In one of the most anticipated banned and restricted announcements in recent memory, Wizards of the Coast (WotC) took a sledgehammer to Standard in today’s mid-year B&R update by banning seven cards in the format.
After an overwhelming presence of red aggressive decks in competitive fields, the three red cards headline this batch of banned cards. More than 53 percent of the players at the most recent Pro Tour played either Izzet Prowess or Mono-Red Aggro and the Top 8 consisted of four copies of each deck. Monstrous Rage overstayed its welcome thanks to the Mice package from Bloomburrow while Cori-Steel Cutter simply was too strong to exist in a format without enough efficient and reliable answers to the equipment.
At this point, it’s clear the tools to challenge Cori-Steel Cutter’s dominance don’t exist in the environment. For these reasons, and in the interest of metagame diversity, Cori-Steel Cutter is banned.”
Jadine Klomparens
After dealing with the red decks, WotC turned its eye to Up the Beanstalk and Abuelo’s Awakening. If Mono-Red Aggro is on one end of the power spectrum in Standard, Azorius Omniscience is on the other. There is no going bigger than an Omniscience combo kill and that happening reliably on Turn 4 is too strong for Standard. The deck was a known quantity and still made up 20 percent of the Pro Tour Magic: The Gathering—FINAL FANTASY field.
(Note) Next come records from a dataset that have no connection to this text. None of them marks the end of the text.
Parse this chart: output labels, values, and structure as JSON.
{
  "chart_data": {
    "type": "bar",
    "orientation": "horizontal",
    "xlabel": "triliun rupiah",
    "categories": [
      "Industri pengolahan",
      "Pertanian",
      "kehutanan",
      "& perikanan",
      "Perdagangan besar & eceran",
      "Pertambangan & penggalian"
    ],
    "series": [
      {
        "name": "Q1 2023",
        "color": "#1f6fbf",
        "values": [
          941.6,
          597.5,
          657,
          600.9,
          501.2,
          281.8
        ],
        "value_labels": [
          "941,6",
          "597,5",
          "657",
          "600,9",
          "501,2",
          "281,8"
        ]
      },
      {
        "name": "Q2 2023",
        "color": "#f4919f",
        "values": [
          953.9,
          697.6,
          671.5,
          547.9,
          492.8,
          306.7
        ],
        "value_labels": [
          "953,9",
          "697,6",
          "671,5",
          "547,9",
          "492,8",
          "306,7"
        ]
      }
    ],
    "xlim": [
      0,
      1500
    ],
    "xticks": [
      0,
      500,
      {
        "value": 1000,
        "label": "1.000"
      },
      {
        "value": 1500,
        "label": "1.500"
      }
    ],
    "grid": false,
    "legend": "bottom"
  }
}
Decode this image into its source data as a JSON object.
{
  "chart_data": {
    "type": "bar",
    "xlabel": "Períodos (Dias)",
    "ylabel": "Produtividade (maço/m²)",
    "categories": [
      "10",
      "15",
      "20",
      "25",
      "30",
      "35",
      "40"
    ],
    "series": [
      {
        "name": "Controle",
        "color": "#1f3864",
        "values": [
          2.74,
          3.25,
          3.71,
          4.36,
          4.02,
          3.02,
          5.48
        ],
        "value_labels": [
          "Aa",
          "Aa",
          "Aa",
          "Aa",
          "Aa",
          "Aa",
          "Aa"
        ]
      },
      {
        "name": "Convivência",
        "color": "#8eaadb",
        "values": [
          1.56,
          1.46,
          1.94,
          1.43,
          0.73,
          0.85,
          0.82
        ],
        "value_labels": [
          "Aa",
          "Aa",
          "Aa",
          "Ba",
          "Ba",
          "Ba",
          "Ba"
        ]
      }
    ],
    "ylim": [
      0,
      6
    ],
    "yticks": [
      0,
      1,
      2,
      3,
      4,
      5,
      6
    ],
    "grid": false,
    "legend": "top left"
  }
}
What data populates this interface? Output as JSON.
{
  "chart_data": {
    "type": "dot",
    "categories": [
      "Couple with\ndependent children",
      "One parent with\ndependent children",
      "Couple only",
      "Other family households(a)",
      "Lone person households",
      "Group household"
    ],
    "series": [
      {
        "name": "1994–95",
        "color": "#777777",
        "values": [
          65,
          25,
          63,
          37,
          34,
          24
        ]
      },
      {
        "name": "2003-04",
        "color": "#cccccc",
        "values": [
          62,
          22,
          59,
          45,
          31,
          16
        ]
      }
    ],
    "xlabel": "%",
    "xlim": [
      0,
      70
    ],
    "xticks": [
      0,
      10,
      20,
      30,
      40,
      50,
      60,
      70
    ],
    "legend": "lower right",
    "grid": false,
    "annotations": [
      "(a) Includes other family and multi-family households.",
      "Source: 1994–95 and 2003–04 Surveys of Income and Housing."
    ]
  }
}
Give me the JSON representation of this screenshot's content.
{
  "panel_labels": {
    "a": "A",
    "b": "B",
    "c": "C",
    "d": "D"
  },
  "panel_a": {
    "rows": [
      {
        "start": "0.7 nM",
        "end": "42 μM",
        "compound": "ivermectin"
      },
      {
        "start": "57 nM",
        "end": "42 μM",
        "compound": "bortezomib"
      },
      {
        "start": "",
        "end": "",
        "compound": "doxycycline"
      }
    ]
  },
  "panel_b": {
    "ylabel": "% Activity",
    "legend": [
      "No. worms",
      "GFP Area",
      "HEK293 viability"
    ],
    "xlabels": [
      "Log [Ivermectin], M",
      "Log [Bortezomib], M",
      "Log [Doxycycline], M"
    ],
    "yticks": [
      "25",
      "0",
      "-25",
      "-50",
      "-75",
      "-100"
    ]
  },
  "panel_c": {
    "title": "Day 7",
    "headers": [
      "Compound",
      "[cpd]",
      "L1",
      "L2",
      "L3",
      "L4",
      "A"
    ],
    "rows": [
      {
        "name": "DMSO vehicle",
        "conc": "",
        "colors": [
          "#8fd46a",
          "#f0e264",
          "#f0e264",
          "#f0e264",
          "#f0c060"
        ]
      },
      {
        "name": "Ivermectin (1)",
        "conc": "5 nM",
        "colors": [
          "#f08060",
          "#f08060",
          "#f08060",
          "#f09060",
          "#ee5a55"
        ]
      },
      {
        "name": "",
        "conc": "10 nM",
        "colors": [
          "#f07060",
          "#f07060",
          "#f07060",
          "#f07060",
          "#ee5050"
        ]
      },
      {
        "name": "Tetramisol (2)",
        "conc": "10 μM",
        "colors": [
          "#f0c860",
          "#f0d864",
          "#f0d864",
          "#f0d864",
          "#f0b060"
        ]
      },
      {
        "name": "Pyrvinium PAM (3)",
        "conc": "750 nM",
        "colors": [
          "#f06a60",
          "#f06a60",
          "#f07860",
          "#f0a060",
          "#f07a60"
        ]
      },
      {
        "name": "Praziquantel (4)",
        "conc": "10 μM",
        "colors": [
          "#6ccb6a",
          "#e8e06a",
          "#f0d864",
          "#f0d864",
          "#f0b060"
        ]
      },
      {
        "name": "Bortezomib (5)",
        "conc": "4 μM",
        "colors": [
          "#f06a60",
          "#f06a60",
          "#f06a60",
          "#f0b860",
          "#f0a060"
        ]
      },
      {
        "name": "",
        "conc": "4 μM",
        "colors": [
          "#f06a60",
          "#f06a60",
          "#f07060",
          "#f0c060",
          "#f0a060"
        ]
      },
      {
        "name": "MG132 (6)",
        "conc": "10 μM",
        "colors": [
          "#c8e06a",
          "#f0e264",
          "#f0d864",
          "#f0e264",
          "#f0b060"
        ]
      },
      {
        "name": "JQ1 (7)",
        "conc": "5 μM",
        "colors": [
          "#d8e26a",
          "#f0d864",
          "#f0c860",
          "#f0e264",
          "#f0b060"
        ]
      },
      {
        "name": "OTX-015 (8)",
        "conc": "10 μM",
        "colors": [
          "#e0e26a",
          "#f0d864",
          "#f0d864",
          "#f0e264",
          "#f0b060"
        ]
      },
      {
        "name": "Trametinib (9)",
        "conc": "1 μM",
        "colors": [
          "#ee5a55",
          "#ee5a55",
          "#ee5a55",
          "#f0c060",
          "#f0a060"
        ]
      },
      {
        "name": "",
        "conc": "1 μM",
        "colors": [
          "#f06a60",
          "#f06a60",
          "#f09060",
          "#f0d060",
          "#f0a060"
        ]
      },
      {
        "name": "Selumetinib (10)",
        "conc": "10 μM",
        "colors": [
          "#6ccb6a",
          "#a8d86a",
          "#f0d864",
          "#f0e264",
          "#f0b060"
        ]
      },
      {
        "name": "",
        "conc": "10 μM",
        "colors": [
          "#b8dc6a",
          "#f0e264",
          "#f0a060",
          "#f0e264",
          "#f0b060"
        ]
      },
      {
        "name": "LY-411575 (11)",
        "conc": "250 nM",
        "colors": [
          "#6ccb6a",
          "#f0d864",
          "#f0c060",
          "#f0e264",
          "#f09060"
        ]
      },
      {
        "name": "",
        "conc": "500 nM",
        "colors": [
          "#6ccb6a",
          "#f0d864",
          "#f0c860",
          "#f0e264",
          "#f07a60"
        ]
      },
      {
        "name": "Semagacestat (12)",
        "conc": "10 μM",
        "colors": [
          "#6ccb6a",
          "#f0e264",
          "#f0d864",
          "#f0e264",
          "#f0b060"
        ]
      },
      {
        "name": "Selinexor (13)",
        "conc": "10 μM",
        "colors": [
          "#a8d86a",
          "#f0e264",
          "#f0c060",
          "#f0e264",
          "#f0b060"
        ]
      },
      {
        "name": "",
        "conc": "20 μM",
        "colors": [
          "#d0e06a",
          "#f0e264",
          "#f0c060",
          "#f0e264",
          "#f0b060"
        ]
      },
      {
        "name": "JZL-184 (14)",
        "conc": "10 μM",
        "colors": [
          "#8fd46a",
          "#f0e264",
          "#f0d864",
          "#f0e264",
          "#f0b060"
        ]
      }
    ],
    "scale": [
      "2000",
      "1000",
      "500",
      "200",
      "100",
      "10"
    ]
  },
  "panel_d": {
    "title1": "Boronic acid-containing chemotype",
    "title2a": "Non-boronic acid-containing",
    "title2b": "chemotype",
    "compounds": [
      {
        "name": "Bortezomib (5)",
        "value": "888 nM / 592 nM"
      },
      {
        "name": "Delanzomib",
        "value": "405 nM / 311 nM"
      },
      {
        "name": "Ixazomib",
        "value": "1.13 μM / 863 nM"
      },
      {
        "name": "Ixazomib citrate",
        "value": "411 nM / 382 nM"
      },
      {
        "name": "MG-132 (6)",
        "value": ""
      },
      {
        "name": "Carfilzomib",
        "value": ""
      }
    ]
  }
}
Combo decks like Azorius Omniscience are something we want to exist in Standard, but when too strong, they warp the format around them and reduce the number of viable decks. This version of Omniscience has proved too powerful and consistent. For these reasons, Abuelo’s Awakening is banned.
Jadine Klomparens
The other deck looking to go big was Zur Overlords or Domain Control, a strategy that relied on Up the Beanstalk and the Overlords from Duskmourn: House of Horror and other expensive spells that are made cheaper if certain conditions are met. Similarly to Cori-Steel Cutter, Up the Beanstalk is incredibly difficult to interact with profitably and provides an endless chain of card advantage. Up the Beanstalk has already been banned in Modern and with more cards coming in future sets that would work with it, the enchantment from Wilds of Eldraine had to go.
Lastly for Standard, Hopeless Nightmare and This Town Ain’t Big Enough round out the bans. Both cards are strong in the Pixie decks and Dimir Bounce strategies allowing an attrition-style gameplan that can take out opponents without a combat step. This Town Ain’t Big Enough’s interaction with Stormchaser’s Talen created loops that could outlast opposing interaction while the spell also worked as a powerful tempo play.
As for other formats, no other tabletop format was touched, but a couple minor changes to MTG Arena-only formats were announced.
Cori-Steel Cutter was suspended in Alchemy, pending a rebalance, Counterspell was unbanned in Historic, and Tibalt’s Trickery was banned in Pioneer best-of-one play.